Catherine The Great’s Enlightened Policies

From the minute Catherine the Great seized the thrown in 1762, enlightened policies were enacted. That very year, She published The Manifesto Freeing the Nobility From Compulsory Service. In this script she grants the release of all nobility from the Table of Ranks, and preserves this right for future generations to come. Within this document Catherine stresses the new right to travel, showing her desire for a more cultured and global perspective for the nobility. Although the Manifesto repeals Peter the Great’s Table of Ranks, it also praises his work for progressing the military as well as civil and educational affairs. These are certainly traits of Peter’s reformist campaign that Catherine wished to continue in later documents such as The State on Provincial Administration along with other enlightened values. In this document Catherine develops multiple administration positions within the Gubernii, after the Pugachev Revolution in the South revealed the lack of control the state had in these regions. She also creates programs that resemble a form of public welfare and programs that had never been offered to the lower class before. These structural adjustments include requiring a health care clinic to be in every region with at least one doctor and apprentice so the trait could be passed down. Education was now public and encouraged for all classes, and also in the control of the state by using administrative boards in each region. Article Sixty-Four includes the process of elections and terms in order to have new ideas always being in a position of authority. In 1785 the Charter to the Nobility provided many privileges to this group of people but also held them accountable for crimes committed as everyone in Russia was now under the law. Catherine’s vision of Russia was a perpetual state of progress where the Monarch continued to act as a patriarch for all of it’s citizens.

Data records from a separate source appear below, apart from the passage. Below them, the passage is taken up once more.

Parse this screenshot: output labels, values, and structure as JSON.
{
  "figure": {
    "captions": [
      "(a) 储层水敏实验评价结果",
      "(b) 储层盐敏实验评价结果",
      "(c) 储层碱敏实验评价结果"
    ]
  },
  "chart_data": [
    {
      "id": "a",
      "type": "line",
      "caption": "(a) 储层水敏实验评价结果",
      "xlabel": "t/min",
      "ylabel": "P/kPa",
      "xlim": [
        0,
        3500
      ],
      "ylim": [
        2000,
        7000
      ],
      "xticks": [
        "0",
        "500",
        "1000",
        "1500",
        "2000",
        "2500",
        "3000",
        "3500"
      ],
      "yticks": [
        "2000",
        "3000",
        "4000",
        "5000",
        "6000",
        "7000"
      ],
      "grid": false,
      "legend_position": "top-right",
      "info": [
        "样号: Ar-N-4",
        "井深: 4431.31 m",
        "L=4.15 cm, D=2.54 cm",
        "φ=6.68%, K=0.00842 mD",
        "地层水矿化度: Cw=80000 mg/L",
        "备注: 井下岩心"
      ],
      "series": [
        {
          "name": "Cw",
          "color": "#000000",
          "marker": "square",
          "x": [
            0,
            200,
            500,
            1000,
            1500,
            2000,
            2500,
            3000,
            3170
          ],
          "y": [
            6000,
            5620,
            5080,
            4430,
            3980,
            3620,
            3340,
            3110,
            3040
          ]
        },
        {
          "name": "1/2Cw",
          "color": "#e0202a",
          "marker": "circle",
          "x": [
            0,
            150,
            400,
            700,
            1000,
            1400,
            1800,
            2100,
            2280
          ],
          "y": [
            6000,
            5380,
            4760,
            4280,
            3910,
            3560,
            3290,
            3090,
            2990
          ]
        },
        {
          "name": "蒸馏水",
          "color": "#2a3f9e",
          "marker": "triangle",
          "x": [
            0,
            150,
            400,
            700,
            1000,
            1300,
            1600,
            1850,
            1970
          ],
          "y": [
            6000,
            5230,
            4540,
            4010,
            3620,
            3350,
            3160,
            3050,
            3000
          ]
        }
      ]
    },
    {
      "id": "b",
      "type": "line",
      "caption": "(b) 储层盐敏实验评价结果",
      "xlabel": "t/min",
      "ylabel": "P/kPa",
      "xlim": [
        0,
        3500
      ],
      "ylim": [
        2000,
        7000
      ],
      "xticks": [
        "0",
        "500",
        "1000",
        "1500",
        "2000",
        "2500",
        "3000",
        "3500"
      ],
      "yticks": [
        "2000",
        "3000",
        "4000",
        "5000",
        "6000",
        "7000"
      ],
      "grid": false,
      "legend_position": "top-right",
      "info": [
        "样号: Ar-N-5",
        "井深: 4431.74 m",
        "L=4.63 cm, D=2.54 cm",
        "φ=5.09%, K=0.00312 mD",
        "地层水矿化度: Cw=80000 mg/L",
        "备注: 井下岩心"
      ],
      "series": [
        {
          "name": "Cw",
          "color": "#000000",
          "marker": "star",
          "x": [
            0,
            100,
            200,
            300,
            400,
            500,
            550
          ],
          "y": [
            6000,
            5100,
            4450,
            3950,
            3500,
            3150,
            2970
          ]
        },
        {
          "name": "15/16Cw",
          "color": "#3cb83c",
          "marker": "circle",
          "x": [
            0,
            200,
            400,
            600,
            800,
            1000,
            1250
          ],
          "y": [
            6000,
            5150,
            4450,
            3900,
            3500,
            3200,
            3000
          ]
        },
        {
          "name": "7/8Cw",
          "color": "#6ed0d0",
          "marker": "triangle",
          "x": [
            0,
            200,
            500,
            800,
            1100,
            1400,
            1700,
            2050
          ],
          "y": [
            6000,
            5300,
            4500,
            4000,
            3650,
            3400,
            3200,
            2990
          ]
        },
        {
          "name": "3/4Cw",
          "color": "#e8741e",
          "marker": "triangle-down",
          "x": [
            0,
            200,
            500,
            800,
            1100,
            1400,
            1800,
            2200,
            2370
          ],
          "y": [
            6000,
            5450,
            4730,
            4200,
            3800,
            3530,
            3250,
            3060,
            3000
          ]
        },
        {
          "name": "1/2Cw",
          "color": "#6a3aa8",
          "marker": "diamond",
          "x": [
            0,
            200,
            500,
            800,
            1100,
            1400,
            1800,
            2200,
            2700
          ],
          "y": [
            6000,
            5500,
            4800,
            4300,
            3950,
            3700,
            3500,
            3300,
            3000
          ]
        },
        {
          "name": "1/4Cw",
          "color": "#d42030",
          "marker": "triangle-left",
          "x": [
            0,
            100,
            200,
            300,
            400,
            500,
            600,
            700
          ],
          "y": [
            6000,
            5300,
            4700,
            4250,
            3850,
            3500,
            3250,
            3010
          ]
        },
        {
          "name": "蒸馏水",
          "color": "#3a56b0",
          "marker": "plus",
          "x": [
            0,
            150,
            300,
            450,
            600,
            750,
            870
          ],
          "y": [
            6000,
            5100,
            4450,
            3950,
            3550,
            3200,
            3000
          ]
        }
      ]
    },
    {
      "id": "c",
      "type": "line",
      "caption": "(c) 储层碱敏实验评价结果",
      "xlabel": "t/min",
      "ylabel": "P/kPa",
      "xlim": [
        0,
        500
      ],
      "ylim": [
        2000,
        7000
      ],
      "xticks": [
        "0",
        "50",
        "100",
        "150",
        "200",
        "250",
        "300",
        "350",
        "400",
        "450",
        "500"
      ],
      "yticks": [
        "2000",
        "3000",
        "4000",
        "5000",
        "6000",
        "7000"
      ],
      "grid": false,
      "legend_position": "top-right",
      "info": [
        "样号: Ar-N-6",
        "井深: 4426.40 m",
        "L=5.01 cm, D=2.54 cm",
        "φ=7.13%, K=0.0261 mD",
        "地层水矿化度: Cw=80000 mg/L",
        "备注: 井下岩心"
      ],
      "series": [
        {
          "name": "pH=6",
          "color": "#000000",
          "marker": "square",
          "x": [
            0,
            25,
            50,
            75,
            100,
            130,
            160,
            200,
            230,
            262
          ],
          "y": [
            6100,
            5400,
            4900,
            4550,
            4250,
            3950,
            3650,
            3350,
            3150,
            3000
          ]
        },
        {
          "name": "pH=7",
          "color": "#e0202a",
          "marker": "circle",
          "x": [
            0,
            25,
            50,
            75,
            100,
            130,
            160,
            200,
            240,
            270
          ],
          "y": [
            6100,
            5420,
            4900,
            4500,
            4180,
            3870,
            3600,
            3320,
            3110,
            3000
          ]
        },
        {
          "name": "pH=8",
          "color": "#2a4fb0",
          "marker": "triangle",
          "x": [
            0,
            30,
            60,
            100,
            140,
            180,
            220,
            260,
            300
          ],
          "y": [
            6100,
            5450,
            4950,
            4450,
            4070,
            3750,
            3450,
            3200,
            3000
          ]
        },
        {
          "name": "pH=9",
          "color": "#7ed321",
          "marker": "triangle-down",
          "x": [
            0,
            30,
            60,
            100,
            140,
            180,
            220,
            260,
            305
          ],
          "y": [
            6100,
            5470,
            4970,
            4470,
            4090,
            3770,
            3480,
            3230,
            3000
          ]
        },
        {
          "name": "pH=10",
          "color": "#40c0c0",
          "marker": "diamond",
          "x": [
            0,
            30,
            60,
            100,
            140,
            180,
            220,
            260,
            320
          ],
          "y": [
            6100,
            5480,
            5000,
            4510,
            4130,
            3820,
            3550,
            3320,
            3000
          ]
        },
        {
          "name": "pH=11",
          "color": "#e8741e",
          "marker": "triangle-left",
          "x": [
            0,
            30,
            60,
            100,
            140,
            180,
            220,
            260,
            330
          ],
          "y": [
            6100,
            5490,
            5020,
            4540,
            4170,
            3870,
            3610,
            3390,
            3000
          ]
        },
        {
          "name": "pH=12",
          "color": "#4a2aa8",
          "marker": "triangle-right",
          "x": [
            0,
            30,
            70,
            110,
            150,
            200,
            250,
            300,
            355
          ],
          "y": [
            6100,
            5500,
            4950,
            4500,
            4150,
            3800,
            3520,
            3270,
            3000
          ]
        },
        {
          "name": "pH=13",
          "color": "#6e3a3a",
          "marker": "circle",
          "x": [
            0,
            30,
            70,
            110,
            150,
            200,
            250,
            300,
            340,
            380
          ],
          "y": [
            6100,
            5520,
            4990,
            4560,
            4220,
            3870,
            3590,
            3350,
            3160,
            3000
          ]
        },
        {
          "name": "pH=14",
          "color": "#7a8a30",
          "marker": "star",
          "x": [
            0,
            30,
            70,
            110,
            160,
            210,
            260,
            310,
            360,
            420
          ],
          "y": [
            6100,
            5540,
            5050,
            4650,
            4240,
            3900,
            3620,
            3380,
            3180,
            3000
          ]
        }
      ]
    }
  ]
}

1.) Which one of Catherine’s reforms were most well perceived in Russia? How should the Nobility view Catherine after these laws were enacted?

2.) Is Catherine the Great the most effective Tsar in Russia’s History of reformist rulers?

Cynthia Whittaker’s “The Reforming Tsar”

Cynthia Whittaker explores how the autocracy changed their own definition of a traditional ruling body into that of one that changes and reforms Russia.  Whittaker claims that the fact that the Russian Autocracy was one of reformist ideals was one of the major reasons why autocracy was allowed to be the predominant governing body for over a century.

Whittaker begins her argument stating that the reforms that the autocracy put in place were “dynamic and progressive” in nature.  Peter was able to intertwine the  the crown and the new reforms that he was putting into place and that this tradition would continue with each new generation.  The Tsar would see to the needs of the people and reform the laws as he/she saw fit.  This way of thinking paved the way to the idea of an enlightened absolutist that would be emulated across Europe.

Whittaker also points out that while other ruler such as Louis XIV named ‘Divine Right’ and Reason d’ etat as the reason why he was allowed to rule, Peter cast away the divine right aspect of his right to rule, instead replacing it with “divine duty”, giving him a more secular and enlightened approach to absolutism.  Peters impressive work ethic also made him stand out among other despots.

Whittaker continues, stating that with this removal of the autocracy and religion, Peter changed the idea of the Tsar of being a paternal ruler, to that of one that is a servant to the state.  With this in mind, the populace now was not solely serving Peter, but they were serving the state that “he was entrusted with”.  He even forced his subjects to swear an oath to the ruler, as well as one to the state.  Additionally, Peter decided that he must determine who is to be the next Tsar and that it may not necessarily be his son.  This supported the idea that Peter was doing everything in his power to strengthen the state, even if it meant he must sacrifice some himself.

What other comparisons and contrasts can be drawn to other European Rulers at the time?

Do you agree with Whittaker?  Was the idea of reformation of law the predominant reason why Tsar’s were able to rule for about a century after Peter’s death?